In return, the government granted import tax relief on two containers of medical equipment shipped by the archdiocese’s Caritas branch. “Our partnership shows the state and the church can pull together for the common good,” noted Health Minister Gilbert Mokoki during the hand-over.
More quietly, the archbishop has intensified dialogue with municipal planners over land tenure for new chapels in the city’s northern suburbs where population is booming. Urban Affairs Director Thérèse Ngami says dossiers are advancing “without friction” thanks to regular technical meetings.
Talangaï Jubilee Highlights Community Spirit
The five-year landmark was celebrated on 21 November 2025 at Saint Jean-Baptiste de Talangaï, a parish founded in 1971 by Spiritan missionary Father Jean-Marie Grivaz. The choice underscored the archbishop’s emphasis on peripheries rather than the downtown cathedral.
During the Mass he blessed a restored stone altar and a Marian grotto dedicated to Our Lady of Peace. Choirs in Lingala, Téké and French traced the parish’s multicultural roots while scouts streamed the liturgy to overseas diaspora via social networks.
The same celebration opened the parish’s fifty-fifth jubilee year. Committees plan seminars on family counselling, entrepreneurship fairs and a historical exhibition featuring photographs lent by elders who remember Talangaï’s first thatched chapel.
Youth, Climate and Vision for the Next Decade
In his homily, Archbishop Manamika urged the faithful to “move from maintenance to mission,” highlighting rising unemployment among urban youth. He invited business owners present to sponsor vocational internships, a proposal later endorsed by the Chamber of Commerce.
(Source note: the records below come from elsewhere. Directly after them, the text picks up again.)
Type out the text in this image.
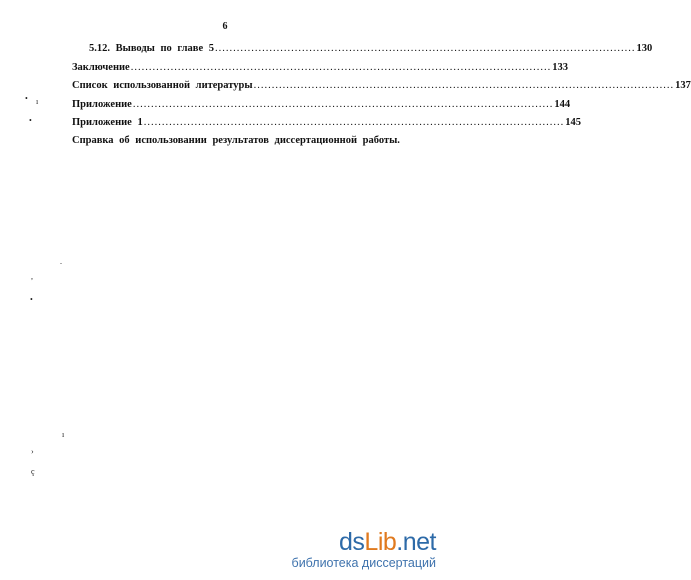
6
5.12. Выводы по главе 5 .................................................................................................................... 130
Заключение .................................................................................................................... 133
Список использованной литературы .................................................................................................................... 137
Приложение .................................................................................................................... 144
Приложение 1 .................................................................................................................... 145
Справка об использовании результатов диссертационной работы.
• ı
•
.
,
•
ı
›
ç
dsLib.net
библиотека диссертаций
The archbishop also flagged climate resilience as a pastoral axis, referencing recent floods in Ignié district. A diocesan task force will map parishes vulnerable to erosion and liaise with the Ministry of Environment on tree-planting drives and community workshops on water harvesting.
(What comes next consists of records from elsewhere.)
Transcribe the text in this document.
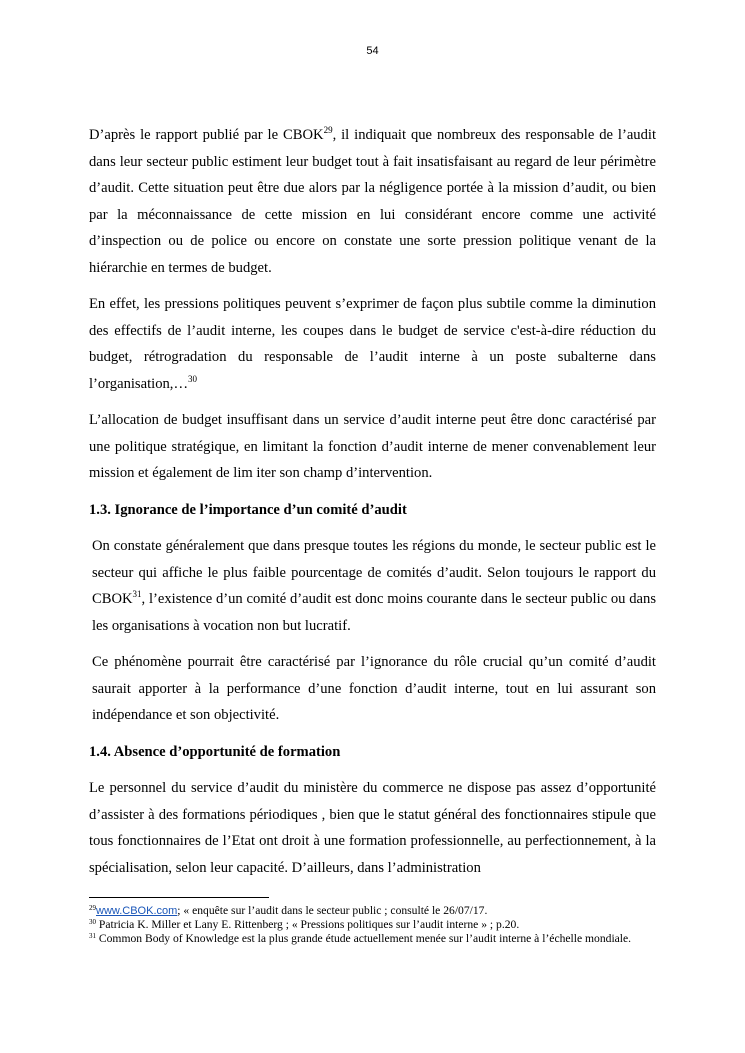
54

D’après le rapport publié par le CBOK$^{29}$, il indiquait que nombreux des responsable de l’audit dans leur secteur public estiment leur budget tout à fait insatisfaisant au regard de leur périmètre d’audit. Cette situation peut être due alors par la négligence portée à la mission d’audit, ou bien par la méconnaissance de cette mission en lui considérant encore comme une activité d’inspection ou de police ou encore on constate une sorte pression politique venant de la hiérarchie en termes de budget.

En effet, les pressions politiques peuvent s’exprimer de façon plus subtile comme la diminution des effectifs de l’audit interne, les coupes dans le budget de service c'est-à-dire réduction du budget, rétrogradation du responsable de l’audit interne à un poste subalterne dans l’organisation,…$^{30}$

L’allocation de budget insuffisant dans un service d’audit interne peut être donc caractérisé par une politique stratégique, en limitant la fonction d’audit interne de mener convenablement leur mission et également de lim iter son champ d’intervention.

1.3. Ignorance de l’importance d’un comité d’audit

On constate généralement que dans presque toutes les régions du monde, le secteur public est le secteur qui affiche le plus faible pourcentage de comités d’audit. Selon toujours le rapport du CBOK$^{31}$, l’existence d’un comité d’audit est donc moins courante dans le secteur public ou dans les organisations à vocation non but lucratif.

Ce phénomène pourrait être caractérisé par l’ignorance du rôle crucial qu’un comité d’audit saurait apporter à la performance d’une fonction d’audit interne, tout en lui assurant son indépendance et son objectivité.

1.4. Absence d’opportunité de formation

Le personnel du service d’audit du ministère du commerce ne dispose pas assez d’opportunité d’assister à des formations périodiques , bien que le statut général des fonctionnaires stipule que tous fonctionnaires de l’Etat ont droit à une formation professionnelle, au perfectionnement, à la spécialisation, selon leur capacité. D’ailleurs, dans l’administration

$^{29}$www.CBOK.com; « enquête sur l’audit dans le secteur public ; consulté le 26/07/17.
$^{30}$ Patricia K. Miller et Lany E. Rittenberg ; « Pressions politiques sur l’audit interne » ; p.20.
$^{31}$ Common Body of Knowledge est la plus grande étude actuellement menée sur l’audit interne à l’échelle mondiale.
Looking forward, construction of a pastoral centre in the Makélékélé district is slated to begin in March 2026, partly financed by the German aid agency Misereor. The facility will host catechetical institutes, a media studio and conference halls for ecumenical dialogue.
Five years on, the tone of Archbishop Manamika’s stewardship combines administrative pragmatism with visible outreach. Clergy credit his calm style for easing a generational transition, while lay leaders say the next phase will test whether the 2022 blueprint can translate into sustained parish vitality over the coming decade.